Это, конечно, было не очень хорошо.
— А в городе к тому времени всё улеглось? — Спрашивал генерал у своего подчинённого.
— Какой там! — отвечал ему тот. — Свары и поножовщина так и пошли, как вы отъехали.
— Что? Неужто еретики вернулись? — после таких слов генерал и взволновался бы, вот только в письме ничего подобного Карл Брюнхвальд ему не писал.
— Да нет! Местные стали выяснять, кто в городе теперь главный, цеха с гильдиями стали собачиться, купчишки меж собой, всё оставленное начали делить, а добра-то осталось много, и дома там всякие, и причалы на реке, даже за церкви еретиков, и за те стали спорить, вот всё и началось…
У генерала аж голова закружилась от таких слов, представил он, что не уехал из опостылевшего города.
«Останься я там до сих пор, так все бы свои долги теперь раздал и замок достроил».
И мог бы себя барон успокоить тем, что уехал он из Фёренбурга из-за раны, но себе Волков врать не хотел: уехал он оттого, что осточертел ему вонючий, грязный и холодный городишко до зубной боли.

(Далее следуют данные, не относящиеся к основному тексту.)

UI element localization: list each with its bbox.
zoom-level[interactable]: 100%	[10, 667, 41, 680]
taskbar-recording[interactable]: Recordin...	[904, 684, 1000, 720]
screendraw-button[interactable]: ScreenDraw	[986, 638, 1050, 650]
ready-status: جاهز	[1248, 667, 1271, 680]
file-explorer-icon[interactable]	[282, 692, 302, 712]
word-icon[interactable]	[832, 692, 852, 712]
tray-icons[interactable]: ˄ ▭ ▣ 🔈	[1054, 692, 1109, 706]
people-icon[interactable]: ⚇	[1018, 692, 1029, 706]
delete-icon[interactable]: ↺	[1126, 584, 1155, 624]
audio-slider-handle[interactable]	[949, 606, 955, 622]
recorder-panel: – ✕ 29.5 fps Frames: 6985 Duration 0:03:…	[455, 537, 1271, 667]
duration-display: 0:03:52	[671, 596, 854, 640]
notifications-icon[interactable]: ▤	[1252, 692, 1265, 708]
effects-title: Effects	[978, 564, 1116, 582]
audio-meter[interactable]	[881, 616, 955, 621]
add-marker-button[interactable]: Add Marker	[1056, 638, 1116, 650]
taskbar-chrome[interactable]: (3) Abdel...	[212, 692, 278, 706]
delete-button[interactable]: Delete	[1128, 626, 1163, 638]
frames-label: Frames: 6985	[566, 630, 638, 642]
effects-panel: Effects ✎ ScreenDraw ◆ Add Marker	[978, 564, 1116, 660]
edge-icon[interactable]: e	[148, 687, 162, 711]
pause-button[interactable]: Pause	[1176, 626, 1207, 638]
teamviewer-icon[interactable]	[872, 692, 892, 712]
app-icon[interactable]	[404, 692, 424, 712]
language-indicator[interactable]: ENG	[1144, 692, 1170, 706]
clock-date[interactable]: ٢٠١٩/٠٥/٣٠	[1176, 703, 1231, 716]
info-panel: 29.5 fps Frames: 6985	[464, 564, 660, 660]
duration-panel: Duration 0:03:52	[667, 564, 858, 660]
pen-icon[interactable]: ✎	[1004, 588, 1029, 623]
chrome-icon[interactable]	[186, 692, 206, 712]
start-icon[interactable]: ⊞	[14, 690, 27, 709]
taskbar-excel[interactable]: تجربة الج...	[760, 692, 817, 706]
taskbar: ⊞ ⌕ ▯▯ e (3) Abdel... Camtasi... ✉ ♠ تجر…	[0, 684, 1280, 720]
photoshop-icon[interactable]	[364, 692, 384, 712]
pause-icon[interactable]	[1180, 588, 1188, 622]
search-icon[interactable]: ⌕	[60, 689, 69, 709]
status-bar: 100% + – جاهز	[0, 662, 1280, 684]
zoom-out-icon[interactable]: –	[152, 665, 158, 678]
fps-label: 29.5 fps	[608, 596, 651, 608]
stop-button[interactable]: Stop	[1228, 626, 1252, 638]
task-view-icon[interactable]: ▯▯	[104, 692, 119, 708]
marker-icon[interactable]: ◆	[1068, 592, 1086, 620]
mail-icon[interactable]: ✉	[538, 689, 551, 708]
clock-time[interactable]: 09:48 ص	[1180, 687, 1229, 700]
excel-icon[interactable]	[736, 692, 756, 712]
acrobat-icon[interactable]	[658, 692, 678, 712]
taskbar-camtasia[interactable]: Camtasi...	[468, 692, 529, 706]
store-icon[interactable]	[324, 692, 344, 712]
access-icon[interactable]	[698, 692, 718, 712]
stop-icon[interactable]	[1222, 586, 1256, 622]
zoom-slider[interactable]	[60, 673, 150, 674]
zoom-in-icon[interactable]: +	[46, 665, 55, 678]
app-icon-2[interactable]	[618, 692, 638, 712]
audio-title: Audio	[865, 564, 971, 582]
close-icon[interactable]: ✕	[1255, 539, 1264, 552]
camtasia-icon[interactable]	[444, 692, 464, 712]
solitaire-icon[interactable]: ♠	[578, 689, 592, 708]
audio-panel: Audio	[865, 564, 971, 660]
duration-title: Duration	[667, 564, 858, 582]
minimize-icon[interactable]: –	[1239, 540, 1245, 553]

Но теперь-то сожалеть было бессмысленно. Вернуться туда было невозможно. И поэтому лишь вздохнул барон и спросил у Кроппа:
— Значит, вывел людей из города полковник ещё неделю назад?
— Восьмой день сегодня, — уточнил прапорщик.
«Ну и правильно сделал! Герцог знал о том, что контракты у моих людей кончаются, а не поторопился свой гарнизон в город завести — так сам виноват. А просиди мои люди в Фёренбурге ещё месяц, кто бы им заплатил? Никто, в казне-то денег нет, вот на меня бы всё и повесили!».
Решив это для себя, он вернулся от дел к светским застольным беседам и больше этими вопросами не мучался. Генерал знал, что всё узнает скоро. Когда его старинный товарищ Карл Брюнхвальд вернётся, то и расскажет, а пока обо всём этом и думать нечего.
После обед, он вспомнил о полученном из Вильбурга письме и уединился в гостиной, и ожидая, пока подадут ему кофе, развернул письмо. Волков не ошибся, подумав, что писала его очаровательная Амалия. Вообще-то генерал полагал о ней, что она настолько же легкомысленна, как и очаровательна, но уже после первых строк, писаных её ручкой, он понял, что в ней ошибался.
«Ах, дорогой мой генерал, едва узнала я, что вы отбыли от двора, так сразу стала грустить, хоть плачь, так желаю видеть вас, а ваши глаза и ваши руки целовать, мой господин, — скорее всего, она врала, это письмо она могла писать, сидя голой в покоях у какого-то господина. Генерал знал, что то были слова вежливости или лести, к которой он был абсолютно холоден, — и всё случилось так неожиданно, и не только для меня. Сами того не ведая, вашим отъездом вы произвели в городе большие розыски. Я — персона при дворе не первая, а тут вдруг стали мне оказывать внимание, и сама госпожа „С“, ранее меня не примечавшая, вдруг ни с того ни с сего зовёт меня к себе на вечер, на женские посиделки. И там при всех дамах начинает меня про вас расспрашивать. Ах, как хорошо, что вы дали мне золота и я смогла купить себе новое платье и всякое остальное и не была средь них посмешищем, так как я всё-таки теперь ваша фаворитка. И вот…».
Тут он услыхал шаги и шуршание юбок за своей спиной и выглянул из-за спинки кресла. То была его жена. Неудивительно. Она теперь часто искала его общества. Подошла и, бросив мимолетный, но по-женски внимательный взгляд на письмо, спросила:
— Вы работаете, супруг мой?
— Как видите, дорогая, — жена появилась совсем некстати, его крайне заинтересовало то, что писала придворная дама. И теперь он ждал, пока супруга уйдёт.
— Дети опять бедокурят, — сообщила мужу баронесса после паузы.
— Ничего, скоро вернёмся домой, и всё изменится, — обещал он, — там им будет не до баловства.
— И что же вы придумали? — сразу оживилась баронесса. Она, кажется, хотела уже присесть рядом с ним.
— Дорогая моя, давайте о том поговорим после, — просит её муж, — сейчас я немного занят.
— Заняты? — она не уходит и снова смотрит на бумагу в его руке. — А письмо это у вас… от женщины?